Livio fornisce anche la data dell’eclissi, che nel calendario gregoriano corrisponde al nostro 21 giugno. Il 22 giugno del 168 a.C. i romani affrontavano i macedoni nella battaglia che segnerà la terza guerra macedonica (171-168 a.C.). La battaglia di Pidna segnò anche il definitivo tramonto della falange macedone a vantaggio della legione manipolare romana. Perseo lanciò l’attacco, con la falange macedone che cominciò a pressare i romani, i quali non poterono reggere l’urto. Arretrando in modo ordinato su una montagna però i romani poterono passare al contrattacco: Emilio Paolo si rese conto che lo schieramento nemico si fratturava in più punti e in questi lanciò i manipoli. I romani, più agili e abituati a combattere su terreni accidentati e in spazi ristretti, massacrarono coi loro gladi ispaniensi i macedoni, impossibilitati dalle lunghe sarisse.

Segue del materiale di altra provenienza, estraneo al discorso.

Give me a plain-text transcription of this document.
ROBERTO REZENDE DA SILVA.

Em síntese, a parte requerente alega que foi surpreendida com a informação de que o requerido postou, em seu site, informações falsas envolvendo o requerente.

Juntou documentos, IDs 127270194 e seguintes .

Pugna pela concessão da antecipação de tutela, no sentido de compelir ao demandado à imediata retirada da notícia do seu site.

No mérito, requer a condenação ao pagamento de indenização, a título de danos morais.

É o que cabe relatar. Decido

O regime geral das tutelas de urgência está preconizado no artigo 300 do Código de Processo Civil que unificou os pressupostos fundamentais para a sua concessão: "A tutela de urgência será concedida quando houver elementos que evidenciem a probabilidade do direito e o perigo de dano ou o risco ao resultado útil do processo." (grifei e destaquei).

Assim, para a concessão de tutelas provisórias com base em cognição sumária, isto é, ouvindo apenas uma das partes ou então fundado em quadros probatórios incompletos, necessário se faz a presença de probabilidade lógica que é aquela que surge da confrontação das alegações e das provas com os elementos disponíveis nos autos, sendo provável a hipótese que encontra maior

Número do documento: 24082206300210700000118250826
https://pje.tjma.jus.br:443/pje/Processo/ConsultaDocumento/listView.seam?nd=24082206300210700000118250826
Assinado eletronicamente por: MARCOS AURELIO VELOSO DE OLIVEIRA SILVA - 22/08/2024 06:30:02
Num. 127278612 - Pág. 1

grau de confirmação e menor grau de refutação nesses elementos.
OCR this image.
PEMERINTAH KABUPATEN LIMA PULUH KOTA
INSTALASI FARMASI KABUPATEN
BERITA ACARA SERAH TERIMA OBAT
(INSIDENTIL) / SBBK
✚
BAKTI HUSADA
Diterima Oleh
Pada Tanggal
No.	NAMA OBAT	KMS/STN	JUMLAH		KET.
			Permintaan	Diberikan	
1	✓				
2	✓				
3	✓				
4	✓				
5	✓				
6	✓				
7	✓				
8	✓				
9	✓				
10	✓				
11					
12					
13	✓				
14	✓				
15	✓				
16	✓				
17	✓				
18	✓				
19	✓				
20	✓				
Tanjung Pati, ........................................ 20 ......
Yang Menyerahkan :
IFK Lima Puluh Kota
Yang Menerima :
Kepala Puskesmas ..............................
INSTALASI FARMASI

La battaglia si trasformò in una carneficina, con i gladi che fecero letteralmente a pezzi i macedoni inermi. Andati in rotta (20.000 furono uccisi e 10.000 catturati), furono attaccati poi dalla flotta romana al largo, che calò le ancore e procedette al massacro, mentre Emilio Paolo dava ordine ai suoi elefanti di caricare i macedoni in fuga. Il regno di Macedonia era distrutto; fu diviso in 4 repubbliche e, dopo un’insurrezione vent’anni dopo, la Macedonia venne annessa come provincia alla metà del II secolo a.C. La quantità d’oro conquistata sarà tale che da allora, fino al III secolo d.C., i romani (e poi gli italici) saranno esentati da ogni imposta diretta, che graverà sui soli provinciali. Ma la cultura greca avrebbe soggiogato i romani, tanto da far dire ad Orazio che la Grecia aveva portato l’arte e la cultura nel Lazio agreste: “Graecia capta ferum victorem cepit et artes intulit agresti Latio” (Orazio, Epistole, Il, 1, 156).